Disadvantages of implant-supported dentures

Compared to other alternatives like conventional removable dentures, the implant-supported prosthesis represents a significant investment of money. However, keep in mind that it is well worth it because these prostheses have a long life span.

The time required to complete the treatment plan for implant-supported dentures is much longer than the period required to make conventional dentures or partial dentures.

As a surgical procedure is required for the installation of implants, this treatment is more invasive than other treatments.

Dental implants can be contraindicated for certain patients with specific medical or anatomical conditions.

 Expected outcomes

For those of you who have lost one, many or all of your teeth, implant-supported fixed prostheses are designed to improve your quality of life in the following ways:

  • They restore normal masticatory function;
  • In the case of fixed partial dentures, they reduce the impact of masticatory forces on remaining teeth;
  • In the case of fixed partial dentures, they ensure stability of remaining healthy teeth and avoid movement towards toothless spaces;
  • They improve speech (phonetic) (particularly for sounds including consonants articulated with the tongue against the upper teeth);
  • They give you a beautiful smile.

Approximate cost

Costs vary widely depending on the technique used, the number of implants required, the type of final prosthesis, etc.

Consult your dental health professional to find out about the cost of the treatment plan that is adapted to you.

A portion of the costs for the fabrication of an implant-supported fixed prosthesis is reimbursed completely or in part by some dental insurances.

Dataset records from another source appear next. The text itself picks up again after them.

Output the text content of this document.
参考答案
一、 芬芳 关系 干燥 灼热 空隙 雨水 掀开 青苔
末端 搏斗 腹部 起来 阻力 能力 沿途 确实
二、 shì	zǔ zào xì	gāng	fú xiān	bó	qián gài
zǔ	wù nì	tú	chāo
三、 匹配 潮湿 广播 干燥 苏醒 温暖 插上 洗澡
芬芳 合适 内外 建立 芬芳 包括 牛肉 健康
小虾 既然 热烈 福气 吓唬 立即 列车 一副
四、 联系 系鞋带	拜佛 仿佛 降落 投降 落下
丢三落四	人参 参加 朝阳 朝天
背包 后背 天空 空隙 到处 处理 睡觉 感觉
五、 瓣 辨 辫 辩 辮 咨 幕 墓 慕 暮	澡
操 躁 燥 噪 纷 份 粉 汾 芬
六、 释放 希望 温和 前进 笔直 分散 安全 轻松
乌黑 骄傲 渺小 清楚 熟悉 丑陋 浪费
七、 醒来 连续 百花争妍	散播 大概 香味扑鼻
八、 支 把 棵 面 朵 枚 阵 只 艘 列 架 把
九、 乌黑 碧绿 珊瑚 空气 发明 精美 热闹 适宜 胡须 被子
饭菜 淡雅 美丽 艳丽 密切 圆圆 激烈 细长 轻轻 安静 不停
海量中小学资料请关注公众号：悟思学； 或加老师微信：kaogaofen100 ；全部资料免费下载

Things to know before the treatment

  • No dental treatment plan is permanent. You may need adjustments to your fixed prosthesis or replace it after some time.
  • Ask yourself what are your treatment goals and what is the desired outcome.
  • Identify your concerns about the treatment to be able to discuss them during your initial consultation.
  • Certain conditions (ex.: medical conditions) can represent contraindications to the installation of dental implants. The most frequent are major allergies, young age, organ transplants, autoimmune or immunodeficiency diseases, osteoporosis, cancers (in progression or treated by certain types of drugs or treatments), cardiovascular diseases, smoking, drug addiction, alcoholism, pregnancy, uncontrolled diabetes, taking anticoagulants, some psychiatric problems, bruxism, unfavourable anatomy, poor oral hygiene, an infection, or even some dental malocclusions. Therefore, it is important to be aware of your oral health and physical condition, as well as all the diseases that you have been diagnosed with in the past.

Risk of not intervening

  • Undesirable changes in the appearance of your face and in your masticatory function.
  • Irreversible jawbone resorption where one or more teeth are extracted or already missing.
  • Shifting of the remaining teeth towards the space left by missing teeth if this space is not quickly occupied by a prosthesis.

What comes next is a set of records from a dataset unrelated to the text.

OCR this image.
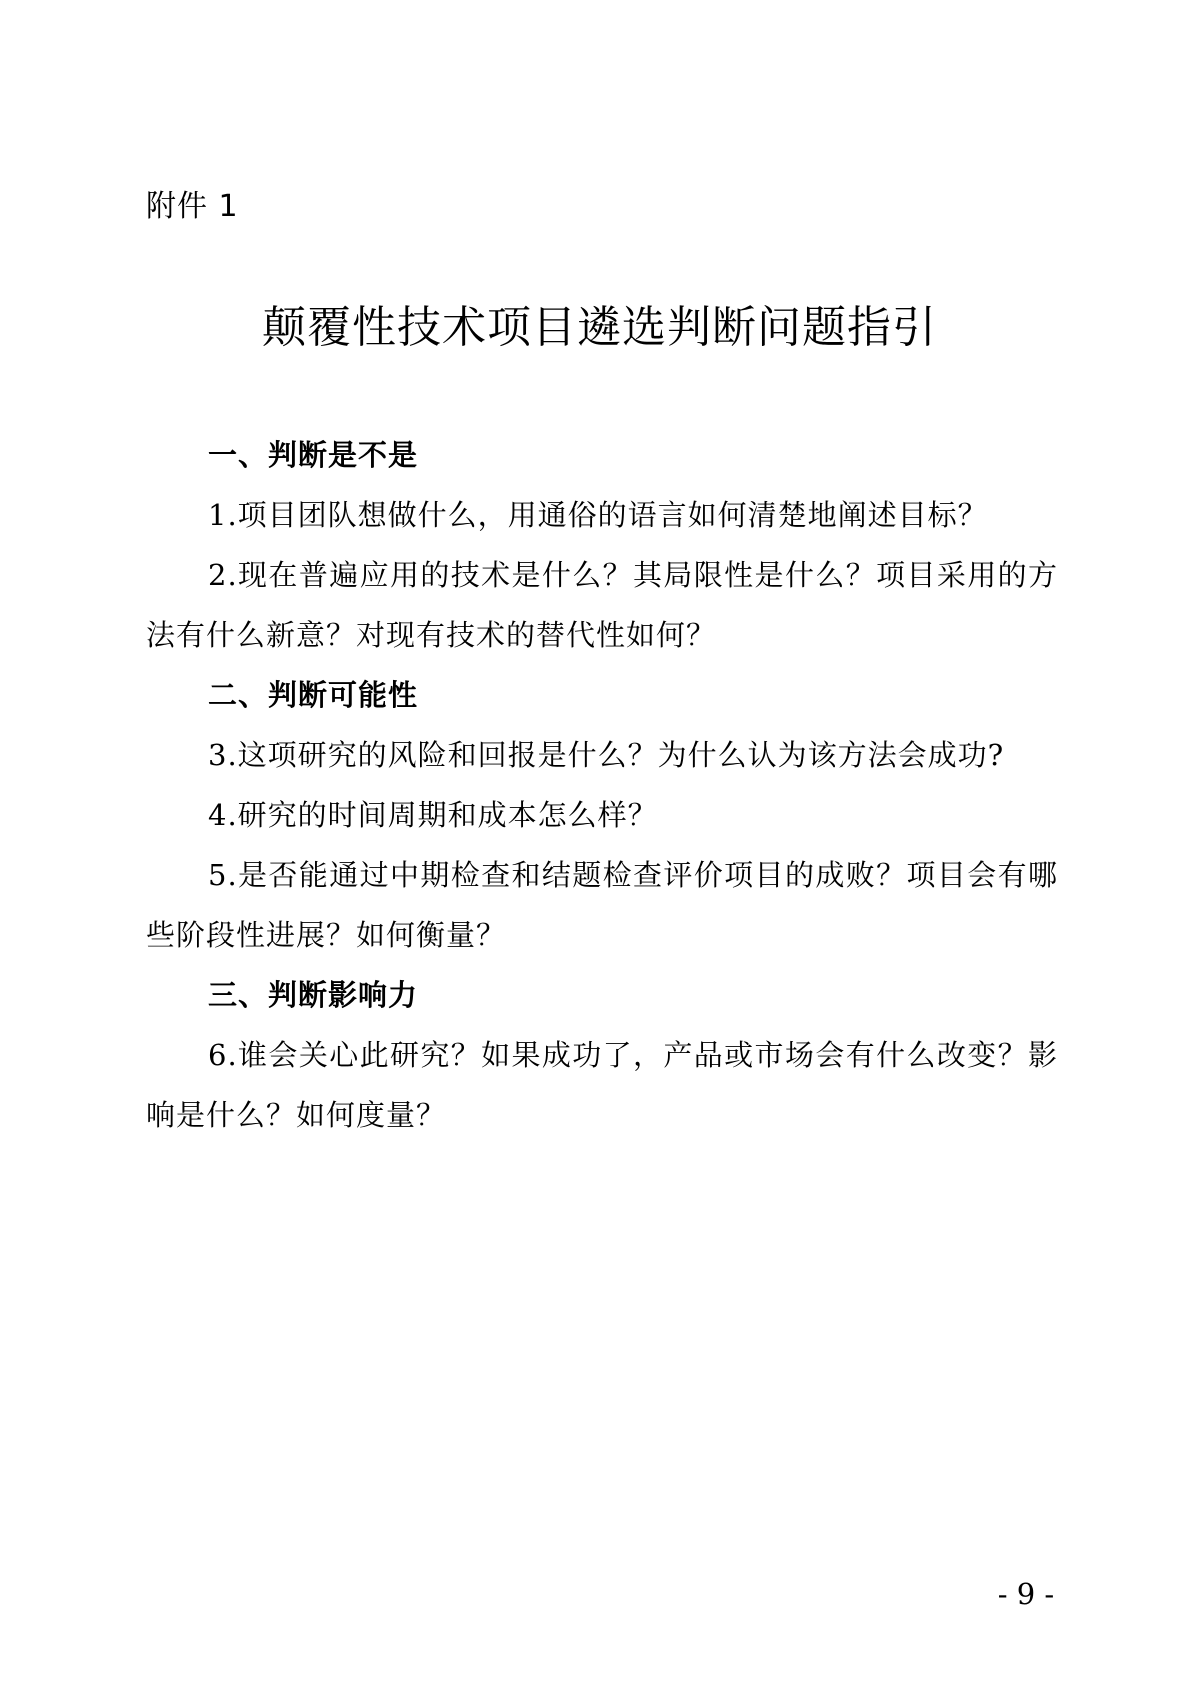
附件 1
颠覆性技术项目遴选判断问题指引

一、判断是不是

1.项目团队想做什么，用通俗的语言如何清楚地阐述目标？

2.现在普遍应用的技术是什么？其局限性是什么？项目采用的方法有什么新意？对现有技术的替代性如何？

二、判断可能性

3.这项研究的风险和回报是什么？为什么认为该方法会成功?

4.研究的时间周期和成本怎么样？

5.是否能通过中期检查和结题检查评价项目的成败？项目会有哪些阶段性进展？如何衡量？

三、判断影响力

6.谁会关心此研究？如果成功了，产品或市场会有什么改变？影响是什么？如何度量？

- 9 -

No guarantee can be offered by the professional who installs dental implants and makes your prosthesis for the following reasons:

  • Just like any part of the body, the mouth is constantly evolving and changes throughout life.
  • Osseointegration can fail for different reasons, often out of your control, which results in the replacement of the implant that has not fused to the bone.
  • The longevity of your fixed prosthesis closely depends on how you maintain it. However, you should know that a prosthesis must often be replaced after 5 to 10 years of use.

Alternative solutions to implant-supported prostheses

Depending on your medical condition, other treatments may be possible, such as:

  • Removable prosthesis without implant (denture or partial);
  • Removable prosthesis on implant;
  • Any other solution as suggested by your oral health professional.